De plus, Monsieur Colimbini se demandait si Julien ne fumait pas du cannabis, vu le regard hagard et vitreux qu’il pouvait avoir parfois. Julien venait d’avoir trente ans et s’était remis à vivre chez sa mère, car pourtant étant en ménage il y a peu et ayant un enfant de trois ans, sa copine l’avait viré du domicile, lassée de ses frasques et de son caractère quelque peu colérique. Un jeune homme tout au contraire de Léo. Enfin il y avait Caroline, vingt-cinq ans, serveuse, personnage ambigu, charmante, un brin aguicheuse avec les clients et lunatique avec ses collègues. Comme disait Antoine, un coup je t’aime, un coup je t’aime pas. Un tantinet provocante avec le patron, elle savait jouer de ses charmes et obtenir ce qu’elle voulait. Madame Colimbini la scrutait de son regard froid lorsqu’elle venait dans le restaurant de son mari et Caroline avait beau se la jouer mielleuse, la femme de Charly se méfiait de cette blonde qui jouait les ingénues.
La vie de Léo était rythmée par le travail, car il passait beaucoup de temps au restaurant et ne s’en plaignait pas. Il ne retournait que très rarement voir sa tante qui avait toujours une excuse pour ne pas le recevoir. Il était resté un peu plus de deux ans et demi chez cette dernière et ça s’était relativement bien passé même si souvent on aurait pu entendre une mouche voler. Sa tante, vieille fille sans enfants, ouvrière dans une usine s’intéressait peu à ce que pouvait ressentir Léo et leurs maigres discussions ne concernaient que la scolarité de ce dernier et qu’après il faudrait vite trouver un emploi et partir, ce qu’il avait fait. L’amour d’une tante pour son neveu, l’affection, elle ne connaissait pas, elle avait fait son devoir en le recueillant, mais il ne fallait pas lui en demander plus, éviter que le fils de sa sœur soit pris en charge par les services sociaux était déjà un sacrifice énorme pour elle.
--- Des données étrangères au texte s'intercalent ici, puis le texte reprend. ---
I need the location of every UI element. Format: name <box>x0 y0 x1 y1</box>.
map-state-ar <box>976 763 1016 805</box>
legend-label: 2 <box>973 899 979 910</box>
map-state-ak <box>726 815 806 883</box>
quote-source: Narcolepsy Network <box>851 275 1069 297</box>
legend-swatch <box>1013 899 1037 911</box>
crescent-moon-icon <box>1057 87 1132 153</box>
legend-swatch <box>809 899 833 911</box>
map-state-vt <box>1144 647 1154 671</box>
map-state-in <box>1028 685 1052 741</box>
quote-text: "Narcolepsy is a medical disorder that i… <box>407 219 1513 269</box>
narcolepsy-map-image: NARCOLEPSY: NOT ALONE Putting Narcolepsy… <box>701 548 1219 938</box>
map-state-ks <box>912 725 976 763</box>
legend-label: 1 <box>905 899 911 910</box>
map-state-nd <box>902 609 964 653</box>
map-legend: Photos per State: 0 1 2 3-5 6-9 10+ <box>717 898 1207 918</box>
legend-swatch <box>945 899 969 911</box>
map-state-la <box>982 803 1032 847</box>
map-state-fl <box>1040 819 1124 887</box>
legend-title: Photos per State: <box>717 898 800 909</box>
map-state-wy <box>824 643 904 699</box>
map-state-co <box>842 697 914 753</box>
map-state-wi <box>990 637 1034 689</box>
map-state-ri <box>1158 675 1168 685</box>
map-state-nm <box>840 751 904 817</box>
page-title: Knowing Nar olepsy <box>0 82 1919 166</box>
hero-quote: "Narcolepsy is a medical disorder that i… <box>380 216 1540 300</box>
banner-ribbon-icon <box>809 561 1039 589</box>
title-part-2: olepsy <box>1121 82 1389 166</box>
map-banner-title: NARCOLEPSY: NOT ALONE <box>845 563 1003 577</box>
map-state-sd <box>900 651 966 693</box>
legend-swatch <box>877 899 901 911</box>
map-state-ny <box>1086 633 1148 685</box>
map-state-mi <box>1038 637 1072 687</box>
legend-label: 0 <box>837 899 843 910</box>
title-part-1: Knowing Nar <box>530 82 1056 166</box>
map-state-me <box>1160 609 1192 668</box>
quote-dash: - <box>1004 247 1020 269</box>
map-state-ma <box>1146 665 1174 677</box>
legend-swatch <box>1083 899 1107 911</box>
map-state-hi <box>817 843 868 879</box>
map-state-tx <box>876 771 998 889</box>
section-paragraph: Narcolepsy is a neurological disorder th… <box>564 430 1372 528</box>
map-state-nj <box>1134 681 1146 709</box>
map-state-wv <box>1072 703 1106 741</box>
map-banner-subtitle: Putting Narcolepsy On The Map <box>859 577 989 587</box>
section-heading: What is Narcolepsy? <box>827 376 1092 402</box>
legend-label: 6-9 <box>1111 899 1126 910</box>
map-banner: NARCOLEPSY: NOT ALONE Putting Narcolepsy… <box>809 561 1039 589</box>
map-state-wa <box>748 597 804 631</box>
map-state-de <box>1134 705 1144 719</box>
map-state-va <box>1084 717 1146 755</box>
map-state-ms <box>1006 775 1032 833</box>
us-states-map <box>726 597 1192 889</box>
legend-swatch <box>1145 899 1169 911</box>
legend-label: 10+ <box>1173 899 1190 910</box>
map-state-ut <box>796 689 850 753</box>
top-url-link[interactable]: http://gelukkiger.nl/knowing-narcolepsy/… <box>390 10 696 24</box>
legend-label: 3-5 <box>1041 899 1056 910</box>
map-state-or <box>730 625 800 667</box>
Elle avait l’habitude d’être seule et la venue de Léo chamboulait quelque peu son quotidien. Léo avait fait d’innombrables efforts pour plaire à sa tante, essayant de lui montrer son affection, ce qui avait fait l’effet inverse, l’irritant plus qu’autre chose. La seule fois où il vit sa tante réellement sourire c’est lorsqu’il déménagea de chez elle, elle lui dit qu’il ne se sente pas obligé de l’appeler ni encore moins de venir la voir, il devait faire sa vie et penser à lui. Léo aimait sa tante et aurait aimé une relation plus conviviale avec elle, mais il s’était fait une raison, comme elle lui avait dit, elle avait fait ce qu’elle avait à faire. La tante Chantal avait toujours été à part, refusant les contacts avec sa famille, Léo ne savait pas pourquoi, sans doute ne le saurait-il jamais.
Sa vie d’adulte n’était axée que sur le travail et la télé lorsqu’il était en repos, très peu d’interactions avec autrui en dehors de son travail, il pensait souvent à son petit frère décédé qu’il aimait tant. Léo composait avec sa solitude et se demandait si un jour sa mère sortirait de l’hôpital, s’il reverrait ses frères, son père avec qui la relation était si difficile. Beaucoup de questions taraudaient son esprit, beaucoup d’interrogations sur son avenir. Léo s’était demandé pendant longtemps aussi qui était réellement son père biologique, le fameux amant de sa mère. Était-il au courant qu’il était le fruit de cet amour interdit ? Si oui s’en foutait-il, une seule et unique fois à l’âge de treize ans, il avait posé la question à sa mère et cette dernière, le regard noir, s’était levé et avait quitté la pièce sans fournir la moindre réponse.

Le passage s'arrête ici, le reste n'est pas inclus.